The new method is partly based on an approach known as fragment-based ligand discovery, which uses candidate ligand molecules about half the size of the small molecules in pill-based drugs. For initial screens to find potential ligands, such “fragment” molecules are much more efficient than drug-sized molecules, requiring much smaller libraries of compounds for a thorough search.

Cravatt’s team attached candidate fragment molecules to a class of other molecules that, when they can get close enough, react strongly with cysteine amino-acids on proteins, locking the ligands to the proteins with strong “covalent” bonds.

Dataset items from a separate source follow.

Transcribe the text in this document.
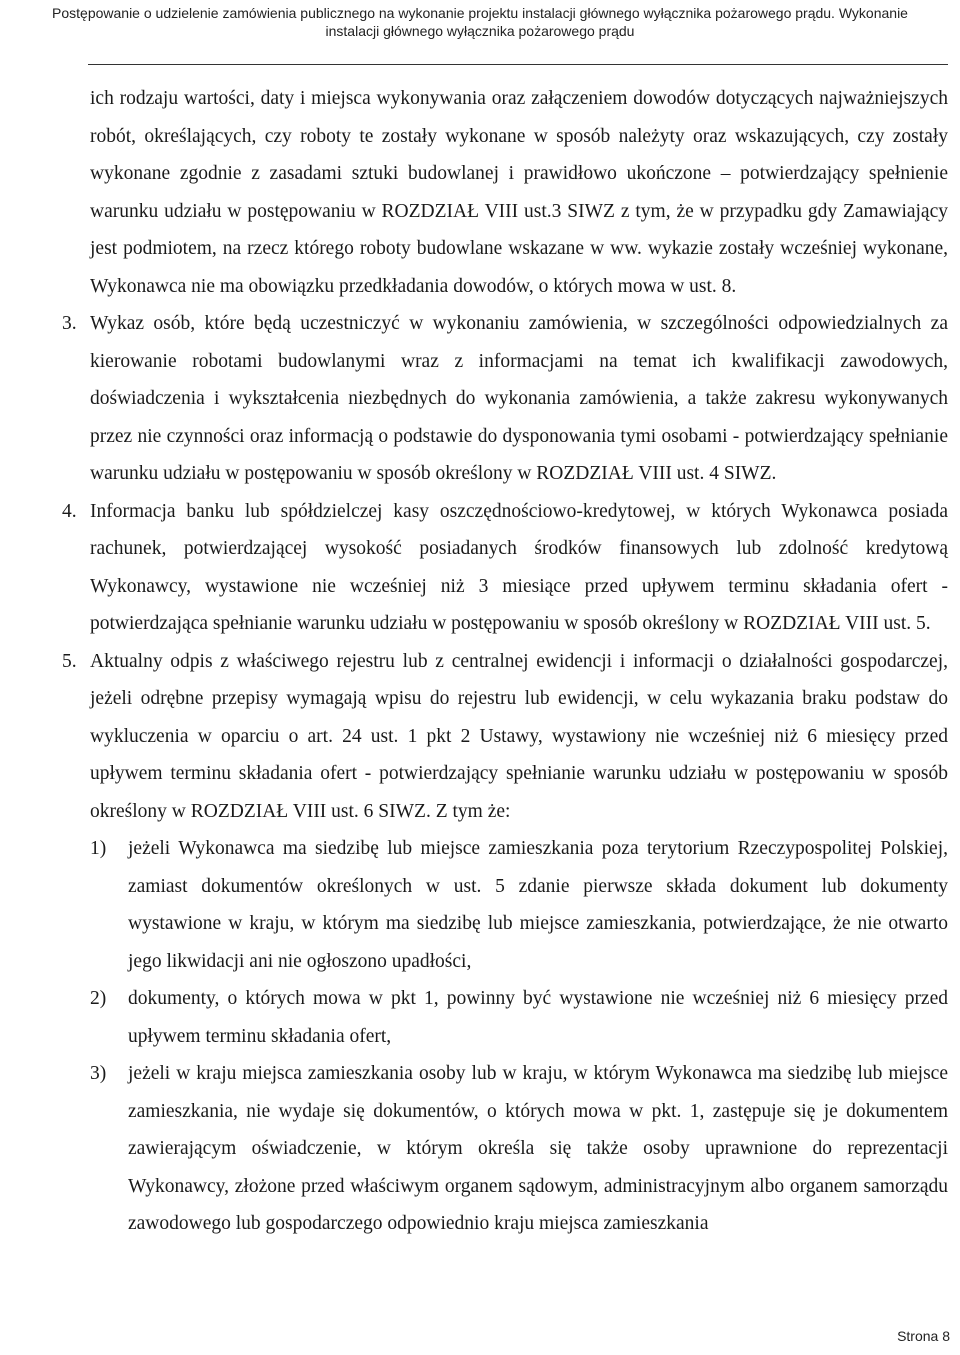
Postępowanie o udzielenie zamówienia publicznego na wykonanie projektu instalacji głównego wyłącznika pożarowego prądu. Wykonanie
instalacji głównego wyłącznika pożarowego prądu

ich rodzaju wartości, daty i miejsca wykonywania oraz załączeniem dowodów dotyczących najważniejszych robót, określających, czy roboty te zostały wykonane w sposób należyty oraz wskazujących, czy zostały wykonane zgodnie z zasadami sztuki budowlanej i prawidłowo ukończone – potwierdzający spełnienie warunku udziału w postępowaniu w ROZDZIAŁ VIII ust.3 SIWZ z tym, że w przypadku gdy Zamawiający jest podmiotem, na rzecz którego roboty budowlane wskazane w ww. wykazie zostały wcześniej wykonane, Wykonawca nie ma obowiązku przedkładania dowodów, o których mowa w ust. 8.

3. Wykaz osób, które będą uczestniczyć w wykonaniu zamówienia, w szczególności odpowiedzialnych za kierowanie robotami budowlanymi wraz z informacjami na temat ich kwalifikacji zawodowych, doświadczenia i wykształcenia niezbędnych do wykonania zamówienia, a także zakresu wykonywanych przez nie czynności oraz informacją o podstawie do dysponowania tymi osobami - potwierdzający spełnianie warunku udziału w postępowaniu w sposób określony w ROZDZIAŁ VIII ust. 4 SIWZ.
4. Informacja banku lub spółdzielczej kasy oszczędnościowo-kredytowej, w których Wykonawca posiada rachunek, potwierdzającej wysokość posiadanych środków finansowych lub zdolność kredytową Wykonawcy, wystawione nie wcześniej niż 3 miesiące przed upływem terminu składania ofert - potwierdzająca spełnianie warunku udziału w postępowaniu w sposób określony w ROZDZIAŁ VIII ust. 5.
5. Aktualny odpis z właściwego rejestru lub z centralnej ewidencji i informacji o działalności gospodarczej, jeżeli odrębne przepisy wymagają wpisu do rejestru lub ewidencji, w celu wykazania braku podstaw do wykluczenia w oparciu o art. 24 ust. 1 pkt 2 Ustawy, wystawiony nie wcześniej niż 6 miesięcy przed upływem terminu składania ofert - potwierdzający spełnianie warunku udziału w postępowaniu w sposób określony w ROZDZIAŁ VIII ust. 6 SIWZ. Z tym że:
1) jeżeli Wykonawca ma siedzibę lub miejsce zamieszkania poza terytorium Rzeczypospolitej Polskiej, zamiast dokumentów określonych w ust. 5 zdanie pierwsze składa dokument lub dokumenty wystawione w kraju, w którym ma siedzibę lub miejsce zamieszkania, potwierdzające, że nie otwarto jego likwidacji ani nie ogłoszono upadłości,
2) dokumenty, o których mowa w pkt 1, powinny być wystawione nie wcześniej niż 6 miesięcy przed upływem terminu składania ofert,
3) jeżeli w kraju miejsca zamieszkania osoby lub w kraju, w którym Wykonawca ma siedzibę lub miejsce zamieszkania, nie wydaje się dokumentów, o których mowa w pkt. 1, zastępuje się je dokumentem zawierającym oświadczenie, w którym określa się także osoby uprawnione do reprezentacji Wykonawcy, złożone przed właściwym organem sądowym, administracyjnym albo organem samorządu zawodowego lub gospodarczego odpowiednio kraju miejsca zamieszkania
Strona 8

“You still need an affinity-based interaction, but the covalent bonding event provides a significant boost in potency,” said Keriann M. Backus, a research associate in the Cravatt laboratory who is first author of the study with TSRI Professional Scientific Collaborator Bruno Correia.

The scientists devised a screening system in which they can apply these covalent-bonding fragment molecules one by one to entire collections of proteins expressed in human cells. The method can even be used with intact, living cells in a culture dish. The system allows researchers to detect and identify which small-molecule fragments have bound covalently to which proteins in the samples and which specific sites on the proteins are responsible for binding.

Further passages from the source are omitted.